Back to teaching freshmen critical thinking: I need to collect information about my primary question. (How do I make writing something that all students feel they are both able to do and able to improve upon?) I need to find a way to pursue this question that allows me to see tangible results. And I needed to start collecting that data three weeks ago (funny how work gets in the way of work sometimes...). Here's what I'm going to do in the next week: make a quick check-in survey for my frosh, see what they say, and try to tweak some practices in the final stretch of the class. I'll work with a couple of students in particular to see if I can help them stretch those analytical muscles a bit more. And I'll report back, sooner than a month from now.

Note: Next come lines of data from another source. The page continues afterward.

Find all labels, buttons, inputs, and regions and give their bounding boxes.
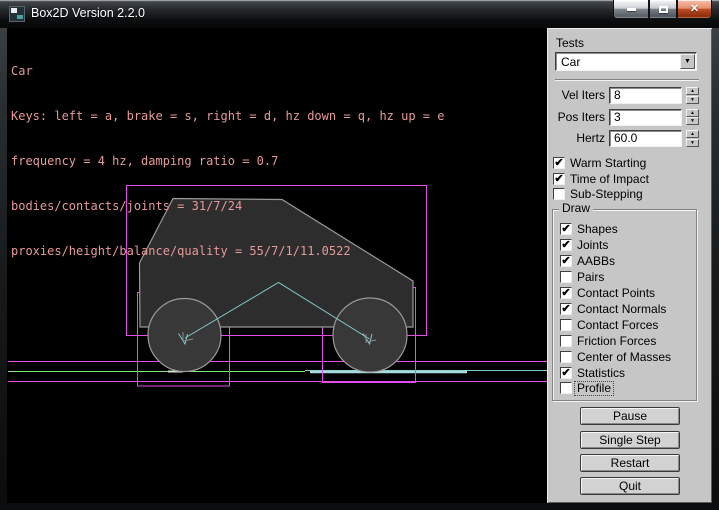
checkbox-label: Center of Masses <box>577 351 671 364</box>
checkbox-label: Contact Forces <box>577 319 658 332</box>
pause-button[interactable]: Pause <box>580 407 680 425</box>
box2d-testbed-window: Box2D Version 2.2.0 ✕ <box>0 0 719 510</box>
hertz-label: Hertz <box>547 130 605 147</box>
pos-iters-label: Pos Iters <box>547 109 605 126</box>
stats-line: Car <box>11 64 444 79</box>
hertz-field[interactable]: 60.0 <box>609 130 682 147</box>
checkbox-label: Friction Forces <box>577 335 656 348</box>
checkbox-mark[interactable]: ✔ <box>560 303 572 315</box>
minimize-button[interactable] <box>613 0 649 19</box>
checkbox-mark[interactable] <box>553 188 565 200</box>
checkbox-mark[interactable] <box>560 319 572 331</box>
stats-line: frequency = 4 hz, damping ratio = 0.7 <box>11 154 444 169</box>
dropdown-arrow-icon[interactable]: ▼ <box>680 54 695 69</box>
spinner-up-icon[interactable]: ▲ <box>686 109 699 117</box>
checkbox-mark[interactable] <box>560 271 572 283</box>
statistics-text: Car Keys: left = a, brake = s, right = d… <box>11 34 444 289</box>
spinner-down-icon[interactable]: ▼ <box>686 117 699 125</box>
window-title: Box2D Version 2.2.0 <box>31 0 145 26</box>
titlebar[interactable]: Box2D Version 2.2.0 ✕ <box>0 0 719 28</box>
maximize-button[interactable] <box>649 0 677 19</box>
vel-iters-label: Vel Iters <box>547 87 605 104</box>
close-icon: ✕ <box>690 4 699 15</box>
checkbox-label: Contact Points <box>577 287 655 300</box>
tests-dropdown[interactable]: Car ▼ <box>555 52 697 71</box>
spinner-down-icon[interactable]: ▼ <box>686 139 699 147</box>
checkbox-label: Pairs <box>577 271 604 284</box>
control-panel: Tests Car ▼ Vel Iters 8 ▲ ▼ Pos Iters 3 … <box>547 28 712 503</box>
tests-label: Tests <box>556 37 584 50</box>
left-wheel <box>148 299 221 372</box>
pos-iters-spinner: ▲ ▼ <box>686 109 699 126</box>
minimize-icon <box>627 8 636 11</box>
spinner-down-icon[interactable]: ▼ <box>686 96 699 104</box>
restart-button[interactable]: Restart <box>580 454 680 472</box>
checkbox-label: Contact Normals <box>577 303 666 316</box>
checkbox-mark[interactable] <box>560 335 572 347</box>
checkbox-label: AABBs <box>577 255 615 268</box>
checkbox-mark[interactable] <box>560 351 572 363</box>
checkbox-label: Sub-Stepping <box>570 188 643 201</box>
checkbox-mark[interactable]: ✔ <box>560 255 572 267</box>
maximize-icon <box>659 6 668 13</box>
stats-line: Keys: left = a, brake = s, right = d, hz… <box>11 109 444 124</box>
checkbox-mark[interactable]: ✔ <box>553 157 565 169</box>
checkbox-label: Statistics <box>577 367 625 380</box>
hertz-spinner: ▲ ▼ <box>686 130 699 147</box>
pos-iters-field[interactable]: 3 <box>609 109 682 126</box>
checkbox-label: Time of Impact <box>570 173 649 186</box>
checkbox-mark[interactable]: ✔ <box>560 367 572 379</box>
stats-line: bodies/contacts/joints = 31/7/24 <box>11 199 444 214</box>
checkbox-mark[interactable]: ✔ <box>560 223 572 235</box>
checkbox-label: Shapes <box>577 223 618 236</box>
checkbox-mark[interactable]: ✔ <box>560 239 572 251</box>
draw-group-label: Draw <box>559 202 593 215</box>
app-icon <box>9 6 25 22</box>
quit-button[interactable]: Quit <box>580 477 680 495</box>
close-button[interactable]: ✕ <box>677 0 712 19</box>
checkbox-label: Joints <box>577 239 608 252</box>
checkbox-mark[interactable] <box>560 382 572 394</box>
tests-dropdown-value: Car <box>561 55 580 69</box>
right-wheel <box>333 298 407 372</box>
vel-iters-spinner: ▲ ▼ <box>686 87 699 104</box>
spinner-up-icon[interactable]: ▲ <box>686 130 699 138</box>
checkbox-mark[interactable]: ✔ <box>553 173 565 185</box>
single-step-button[interactable]: Single Step <box>580 431 680 449</box>
checkbox-label: Profile <box>575 382 613 395</box>
checkbox-label: Warm Starting <box>570 157 646 170</box>
vel-iters-field[interactable]: 8 <box>609 87 682 104</box>
checkbox-mark[interactable]: ✔ <box>560 287 572 299</box>
separator <box>555 79 699 81</box>
stats-line: proxies/height/balance/quality = 55/7/1/… <box>11 244 444 259</box>
window-controls: ✕ <box>613 0 712 19</box>
simulation-canvas[interactable]: Car Keys: left = a, brake = s, right = d… <box>7 28 547 503</box>
spinner-up-icon[interactable]: ▲ <box>686 87 699 95</box>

Thursday, September 23, 2010

Blogging Inquiry: Further Refinements to the Question

The last time that I wrote about the inquiry process, I decided that I'd come to a good point in my question-asking. I thought that I wanted to focus on balancing play with analytical writing:
How do I balance teaching (analytical) writing skills with the habit of playing with the text?
Now that we're a few weeks further into the school year, I find myself looking at that question and wondering what on earth I meant. I mean, I know what I meant: I want to make analytical writing accessible, and I want to help my students learn to cultivate a playful attitude toward analysis. I don't want reading and talking about the text to become a chore, something miserable, something that sucks the life out of books. But, given the students I have, is avoiding joylessness really the right focus? Or does the question need a bit more refinement?

I have a few weak writers this term. It's hardly surprising: I certainly don't expect perfection (not at any stage, really), but least of all do I expect perfection from freshmen. Even so, some students struggle considerably with putting their ideas together in a way that is coherent and thoughtful. So, the question really is: how do I reach those students? How do I coach them into improving their weaknesses as writers, without making them think I'm judging them as people? How do I make writing something that all students feel they are both able to do and able to improve at? I have some thoughts, but I guess that's what this term is about—finding out ways to shift my practice that will help these students.

Of course, making changes is all well and good, but I also need to spend some time proving that those changes have worked. How will I know that a shift in my practice has made a tangible difference to this group of learners? Can I just ask a student to report back to me about what works for him, or is this supposed to be more subtle? Am I supposed to sneakily notice what's different, even as I make deliberate changes and efforts with one particular student? The standard ways of assessing student achievement in English classes include essays and participation in class discussion. There are some informal assessments, too. But how will I know that one student has made more progress in his/her writing than another student who initially struggled equally in the class? What happens if I decide to broaden some of my changes to the whole class? How will I know then? Sometimes the best teaching I do feels accidental, some sort of alchemical procedure that just happens to work. Sometimes I know why it worked. I do spend a lot of time planning. But sometimes I'm not sure. Maybe that's a challenge to me as a teacher: I need to begin to be better at identifying not just what works, but why it works.